When I decided to make this journey public, I wanted to “Dare To Be Ugly”. I thought to myself, “If I’m going to do the work—really do the work– then I’m gonna be honest about it.” It’s still shocking to me just how honest I’ve been. I want to thank you all for letting me do that, and for keeping the trolls of the internet at bay with your love and support.
Because “allowing myself to be vulnerable” is another “Work of a Lifetime” thing for me. This blog is two birds, one stone. One big, heavy, UGLY stone.
But not ugly in the way that we usually think about ugly. Ugly in the, that-dog-is-so-ugly-I-love-it- forever-and-want-to-squish-his-face-who’s-a-good-boy, kind of way.
Ugly in the, that-tee-shirt-is-so-old-and-full-of-holes-but-it’s-what-I-wore-the-day-you-were-born, kind of way.
Ugly in the, that-scar-on-your-face/belly/arm/back-is-beautiful-because-it-means-you–survived, kind of way.
The “Dare To Be Ugly” kind of way.
And the reason I’m writing about this now, is because I’ve really been thinking about it lately. A couple days ago, I came across an article on FB about Self Care. It’s a great opinion piece, and in it the author talks about how, “real self care often means doing the ugliest thing you can do.”
It’s not bath bombs and escaping. It’s “making a budget or sweating through a workout.” This really struck me. To the point where I teared up a little.
(Link posted below… cause I don’t know how to do that thing where you highlight the word etc.)
Because week after week, I’ve posted embarrassing stories and unflattering photos on this blog.

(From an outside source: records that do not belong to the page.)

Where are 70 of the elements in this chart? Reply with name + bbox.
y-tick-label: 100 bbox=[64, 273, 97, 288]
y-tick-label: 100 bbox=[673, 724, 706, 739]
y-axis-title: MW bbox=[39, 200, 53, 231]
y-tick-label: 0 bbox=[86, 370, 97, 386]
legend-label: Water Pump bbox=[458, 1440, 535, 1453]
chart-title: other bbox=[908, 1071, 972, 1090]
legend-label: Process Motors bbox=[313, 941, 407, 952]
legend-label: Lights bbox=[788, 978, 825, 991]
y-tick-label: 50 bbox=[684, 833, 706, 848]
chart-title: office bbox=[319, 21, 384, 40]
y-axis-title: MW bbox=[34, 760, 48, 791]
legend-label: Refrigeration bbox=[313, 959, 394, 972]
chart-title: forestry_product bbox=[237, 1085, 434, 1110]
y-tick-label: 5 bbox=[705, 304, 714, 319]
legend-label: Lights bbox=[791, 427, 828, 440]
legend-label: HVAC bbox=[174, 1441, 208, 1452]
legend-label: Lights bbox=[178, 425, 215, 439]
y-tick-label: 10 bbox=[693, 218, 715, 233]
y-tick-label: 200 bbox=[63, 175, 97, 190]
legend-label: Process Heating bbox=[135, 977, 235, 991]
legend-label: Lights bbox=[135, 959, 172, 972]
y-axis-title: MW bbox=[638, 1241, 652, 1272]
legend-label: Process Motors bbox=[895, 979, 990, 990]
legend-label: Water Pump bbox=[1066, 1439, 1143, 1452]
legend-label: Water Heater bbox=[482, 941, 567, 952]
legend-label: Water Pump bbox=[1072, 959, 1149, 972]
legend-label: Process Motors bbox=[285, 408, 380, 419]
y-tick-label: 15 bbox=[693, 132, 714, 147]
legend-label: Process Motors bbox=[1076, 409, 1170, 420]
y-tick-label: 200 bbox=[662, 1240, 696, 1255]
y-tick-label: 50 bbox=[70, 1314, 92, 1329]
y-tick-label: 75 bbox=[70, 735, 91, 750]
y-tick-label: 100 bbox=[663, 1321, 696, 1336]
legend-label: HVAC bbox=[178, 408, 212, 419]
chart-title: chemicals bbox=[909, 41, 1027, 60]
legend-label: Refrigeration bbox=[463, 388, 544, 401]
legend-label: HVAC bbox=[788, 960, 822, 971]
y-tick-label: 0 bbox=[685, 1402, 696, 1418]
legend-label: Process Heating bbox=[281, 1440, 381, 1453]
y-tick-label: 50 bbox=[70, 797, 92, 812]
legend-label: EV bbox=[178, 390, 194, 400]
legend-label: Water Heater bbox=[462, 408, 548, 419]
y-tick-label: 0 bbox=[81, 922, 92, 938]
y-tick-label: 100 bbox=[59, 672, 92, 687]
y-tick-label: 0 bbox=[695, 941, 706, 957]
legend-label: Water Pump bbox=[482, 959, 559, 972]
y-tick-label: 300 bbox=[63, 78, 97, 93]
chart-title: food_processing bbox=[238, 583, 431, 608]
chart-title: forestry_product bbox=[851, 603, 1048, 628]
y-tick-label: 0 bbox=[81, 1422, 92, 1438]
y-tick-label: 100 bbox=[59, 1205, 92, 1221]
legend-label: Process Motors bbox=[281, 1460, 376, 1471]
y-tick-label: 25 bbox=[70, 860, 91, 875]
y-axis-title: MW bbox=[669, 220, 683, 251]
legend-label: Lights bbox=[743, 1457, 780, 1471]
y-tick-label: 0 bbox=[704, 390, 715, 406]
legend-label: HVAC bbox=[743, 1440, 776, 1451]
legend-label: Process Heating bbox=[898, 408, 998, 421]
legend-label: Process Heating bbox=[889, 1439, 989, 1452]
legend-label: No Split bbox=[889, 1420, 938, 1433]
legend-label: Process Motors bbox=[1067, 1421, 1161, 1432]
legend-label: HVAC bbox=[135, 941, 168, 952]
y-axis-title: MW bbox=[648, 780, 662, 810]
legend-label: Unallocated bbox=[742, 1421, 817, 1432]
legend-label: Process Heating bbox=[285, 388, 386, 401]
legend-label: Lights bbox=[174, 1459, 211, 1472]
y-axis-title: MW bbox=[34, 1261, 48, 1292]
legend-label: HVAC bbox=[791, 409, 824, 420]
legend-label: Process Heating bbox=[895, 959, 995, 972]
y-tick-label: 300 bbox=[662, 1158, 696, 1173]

Stuff about binge-eating in my car, and being called names, and not being able to do even one sit up. Breaking my bra, breaking my brush, and breaking out.
I’ve covered Death, depression, and discovering my deltoids. I’ve shown you triumphs and transgressions, gains and losses. I’ve experienced great joy, and a lot of the ugly stuff.
And it’s the BEST SELF CARE I’VE EVER DONE. I didn’t even recognize it as a form of self care. But since I’ve started working out at Solcana, I haven’t needed to escape my life. Or my body. Not once. Because I finally started addressing the root of my pain. I finally got to work.
These are not beautiful photos of me being beautiful. These are photos of me doing the “Work of A Lifetime”.
And when you are tackling the monster that hides in the shadows of your mind, there’s no time to stop and take glossy “Before and After” pics. Because there’s only right now.
And right now there’s only time to stop a take a quick, beautiful, ugly pic– and then get back to work.